Numerical study on extinction characteristics of counterflow flame in premixed NH3/CH4/air mixtures under normal temperature and pressure

Use of ammonia fuel is of particular interest because it does not release carbon dioxide during combustion. However, ammonia flameout is easy to occur in practical applications due to its poor combustion intensity and instability. It has been suggested to mix methane with ammonia to enhance its combustion performance. In this study, the Okafor mechanism was selected as the most suitable detailed chemical reaction mechanism for numerical simulation at normal temperature and pressure (NTP) by comparing and analyzing the extinction stretch rate of pure ammonia with air flame under different reaction mechanisms. The NH3-CH4-air laminar premixed counterflow flame at NTP was numerically studied to reveal variations in flame extinction stretch rate over different conditions. It was obtained that the flame extinction stretch rate was increased by increasing CH4 mole fraction in NH3/CH4 mixed fuel, as expected, and that the flame extinction limit was the greatest under lean burn condition (phi = 0.9).

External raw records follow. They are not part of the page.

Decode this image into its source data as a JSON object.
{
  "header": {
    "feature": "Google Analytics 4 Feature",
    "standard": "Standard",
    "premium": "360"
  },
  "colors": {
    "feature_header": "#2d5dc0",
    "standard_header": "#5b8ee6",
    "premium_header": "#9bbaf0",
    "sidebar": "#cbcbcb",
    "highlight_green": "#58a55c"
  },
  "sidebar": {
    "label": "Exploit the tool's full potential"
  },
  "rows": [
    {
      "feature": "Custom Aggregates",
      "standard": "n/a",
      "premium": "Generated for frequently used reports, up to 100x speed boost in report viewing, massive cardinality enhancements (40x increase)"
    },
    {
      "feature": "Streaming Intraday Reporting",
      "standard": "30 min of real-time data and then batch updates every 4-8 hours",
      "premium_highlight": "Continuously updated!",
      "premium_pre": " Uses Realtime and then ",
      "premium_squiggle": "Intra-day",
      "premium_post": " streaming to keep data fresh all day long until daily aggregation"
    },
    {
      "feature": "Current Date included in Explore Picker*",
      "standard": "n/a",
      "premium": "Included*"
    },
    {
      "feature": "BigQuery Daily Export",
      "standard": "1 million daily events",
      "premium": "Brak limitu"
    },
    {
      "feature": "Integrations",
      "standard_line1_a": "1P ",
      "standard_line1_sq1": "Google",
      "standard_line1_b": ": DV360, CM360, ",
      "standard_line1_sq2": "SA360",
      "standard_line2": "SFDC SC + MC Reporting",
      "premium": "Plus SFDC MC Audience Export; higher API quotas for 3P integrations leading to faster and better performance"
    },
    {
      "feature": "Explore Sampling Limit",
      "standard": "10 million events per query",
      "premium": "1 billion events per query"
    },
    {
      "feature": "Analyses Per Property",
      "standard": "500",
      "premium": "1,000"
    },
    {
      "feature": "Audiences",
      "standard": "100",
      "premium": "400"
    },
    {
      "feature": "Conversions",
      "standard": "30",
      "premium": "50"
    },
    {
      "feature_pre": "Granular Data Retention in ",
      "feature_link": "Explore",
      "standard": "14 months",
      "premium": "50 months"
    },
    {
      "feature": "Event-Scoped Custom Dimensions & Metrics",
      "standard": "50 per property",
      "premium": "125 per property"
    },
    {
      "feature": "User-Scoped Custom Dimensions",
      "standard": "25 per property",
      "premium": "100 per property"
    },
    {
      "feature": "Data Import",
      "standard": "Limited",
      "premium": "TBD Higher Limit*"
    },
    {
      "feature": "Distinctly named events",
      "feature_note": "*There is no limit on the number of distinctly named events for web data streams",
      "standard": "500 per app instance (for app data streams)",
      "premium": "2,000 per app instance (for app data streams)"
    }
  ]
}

When the extinction limit was achieved and then exceeded, the elementary reactions that significantly contributed to the flame heat release rate at different blending ratios were obtained. By comparing the pathway analysis of double ammonia blending ratios, the elementary reaction and radical associated with addition of methane to ammonia and its effects on the flame extinction characteristics were studied.